Minha homenagem ao valoroso povo do nosso Estado do Rio Grande do Sul, na confiança de que saibam sempre escolher o lado certo.

Minha homenagem à combativa Bancada do PDT no Senado, na Assembléia Legislativa e na Câmara Federal. Minha homenagem a todas as Bancadas Municipais - que formam o PDT no Brasil - nas pessoas dos Vereadores: Ervino Besson, Isaac Ainhorn, João Bosco Vaz e do nosso Líder, Nereu D’Avila, em nossa Câmara.

Avante, Rio Grande, terra de heróis!

Avante a memória da Legalidade!

Dilamar Machado, que eu citava no início com a possibilidade de estar aqui entre nós hoje e que nos deixou de uma maneira - para mim que inicio na política – muito precoce. Joaquim Felizardo, Paulo César Pereio, Adaucto Vasconcellos, Hamilton Chaves, Carlos Contursi, Antônio Carlos Porto, Ney Fonseca, Alberto André, Assis Hoffman, João Batista Aveline, Lauro Hagemann, Melchíades Stricher Filho, Ony Nogueira, Emílio Neme, Hélio Carlomagno, João Carlos Guaragna, Alarico Pavão - uma mulher - Lara de Lemos, Pedro Flores, Caio Lustosa, Léo Guerreiro, Carlos Bastos, Lucídio Castelo Branco e Índio Vargas.

Uma homenagem para todos os heróis que eu não falei, no nome da figura do meu querido pai, que não está mais entre nós para assistir ao seu filho com mandato popular. Viva o comandante Leonel de Moura Brizola! Saudade do último Presidente trabalhista do Brasil, João Belchior Marques Goulart. Muito obrigado.” (Palmas.)

 

(Não revisto pelo orador.)

 

O SR. PRESIDENTE (Ervino Besson): O Ver. Raul Carrion está com a palavra e falará em nome do PC do B.

 

O SR. RAUL CARRION: Sr. Presidente e Srs. Vereadores. (Saúda os componentes da Mesa e demais presentes.) Cumprimento o Ver. Humberto Goulart pela iniciativa que nos oportuniza tratar de um tema tão importante para o nosso Estado e para a luta do nosso povo. Eu estou com compromissos inadiáveis, - havia explicado para o Vereador e até pedi licença aos demais Vereadores para falar no início - e já me escuso, porque terei que me afastar; mas não podia deixar de estar presente neste momento tão importante em que rememoramos a luta da Legalidade. (Lê.)

“Em primeiro lugar, temos que destacar que esse movimento - que, há quarenta anos homens e mulheres do nosso Estado protagonizaram - teve uma liderança que jogou um papel decisivo que foi, evidentemente, o Governador Leonel de Moura Brizola que, com seu carisma, a sua coragem cívica, a sua determinação, empolgou o povo gaúcho, levantou esse povo e transformou o nosso Estado numa fortaleza inexpugnável contra aquela tentativa de golpe em 1961, que no nosso entender, antecipava o golpe de 1964.
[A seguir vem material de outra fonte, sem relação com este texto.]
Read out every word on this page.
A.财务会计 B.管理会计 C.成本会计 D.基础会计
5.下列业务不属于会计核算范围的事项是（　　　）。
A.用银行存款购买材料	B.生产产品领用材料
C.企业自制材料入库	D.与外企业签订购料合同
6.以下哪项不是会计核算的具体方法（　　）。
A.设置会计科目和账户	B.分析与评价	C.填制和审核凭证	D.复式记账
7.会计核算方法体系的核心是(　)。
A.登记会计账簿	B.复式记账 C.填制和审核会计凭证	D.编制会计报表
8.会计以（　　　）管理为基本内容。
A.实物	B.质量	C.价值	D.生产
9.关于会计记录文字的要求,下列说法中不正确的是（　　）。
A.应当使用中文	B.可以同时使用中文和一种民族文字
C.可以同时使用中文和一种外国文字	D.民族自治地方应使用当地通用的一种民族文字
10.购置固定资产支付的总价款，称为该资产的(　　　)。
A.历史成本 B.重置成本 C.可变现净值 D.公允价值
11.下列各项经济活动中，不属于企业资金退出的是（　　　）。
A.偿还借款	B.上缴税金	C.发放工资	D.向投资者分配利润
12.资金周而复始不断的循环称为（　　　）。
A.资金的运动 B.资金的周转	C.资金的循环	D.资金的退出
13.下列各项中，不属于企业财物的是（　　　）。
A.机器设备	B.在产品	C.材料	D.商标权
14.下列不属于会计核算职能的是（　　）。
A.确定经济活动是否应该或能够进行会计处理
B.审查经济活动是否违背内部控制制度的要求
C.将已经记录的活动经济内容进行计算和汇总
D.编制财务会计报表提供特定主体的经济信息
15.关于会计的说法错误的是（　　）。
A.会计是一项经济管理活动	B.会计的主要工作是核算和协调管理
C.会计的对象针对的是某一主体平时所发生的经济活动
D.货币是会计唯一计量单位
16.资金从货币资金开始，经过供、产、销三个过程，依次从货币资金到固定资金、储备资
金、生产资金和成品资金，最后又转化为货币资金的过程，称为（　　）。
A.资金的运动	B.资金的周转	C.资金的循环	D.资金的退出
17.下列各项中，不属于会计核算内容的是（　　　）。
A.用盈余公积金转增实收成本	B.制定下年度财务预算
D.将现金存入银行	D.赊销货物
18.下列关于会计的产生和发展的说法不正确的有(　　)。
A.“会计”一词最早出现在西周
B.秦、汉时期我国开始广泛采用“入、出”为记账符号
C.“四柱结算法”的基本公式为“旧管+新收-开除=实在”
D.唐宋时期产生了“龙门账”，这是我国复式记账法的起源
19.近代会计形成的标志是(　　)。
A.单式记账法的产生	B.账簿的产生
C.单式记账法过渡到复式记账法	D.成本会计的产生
Sem dúvida, os 13 dias da Legalidade - de 25 de agosto, quando Jânio renunciou, a 7 de setembro, quando Jango assumiu como Presidente Parlamentarista – é um daqueles períodos em que os dias valem por anos na consciência dos povos. Caracterizada pelo saudoso Joaquim Felizardo como o “Ultimo Levante Gaúcho”, a Legalidade vincou profundamente o espírito libertário, patriótico e rebelde do povo sul-rio-grandense e contribuiu para a sua conhecida politização.

Naquele momento, com 15 anos, não posso deixar de dar o meu testemunho de quão profundamente repercutiu em mim essa extraordinária experiência que, com toda certeza, tem tudo a ver com a minha trajetória política e ideológica posterior.

Mas quero destacar, na minha fala, aqueles personagens menos conhecidos, operários, trabalhadores, estudantes, soldados, donas de casa que - como que num despertar heróico e massivo - rebelaram-se em todo o Estado, em defesa de uma abstrata ‘Legalidade’ que, na sua intuição representava a perspectiva de um Brasil soberano, democrático e mais justo, ainda hoje por alcançar.

Nesse sentido, acho importante resgatar o Quartel General da Resistência Democrática, sediado no chamado ‘Mata-Borrão’, na esquina da Andrade Neves com a Borges de Medeiros, onde hoje está o ‘Tudo Fácil’. Ali constituiu-se a resistência popular. Ali, sindicalistas, estudantes, intelectuais, comunistas, trabalhistas, socialistas, irmanaram-se no Comitê Central da Resistência Democrática. Organizaram alistamento de milhares de pessoas e semearam, em todo o Estado, 400 Comitês de Resistência Democrática. Ali formaram-se os batalhões operários da Carris, dos marítimos, dos ferroviários, dos universitários, dos bancários, dos artistas, dos intelectuais, das mulheres, das vilas populares, dos secundaristas. Ao todo, ao final desse processo, mais de cem mil gaúchos haviam se alistado nos Comitês de Resistência Democrática.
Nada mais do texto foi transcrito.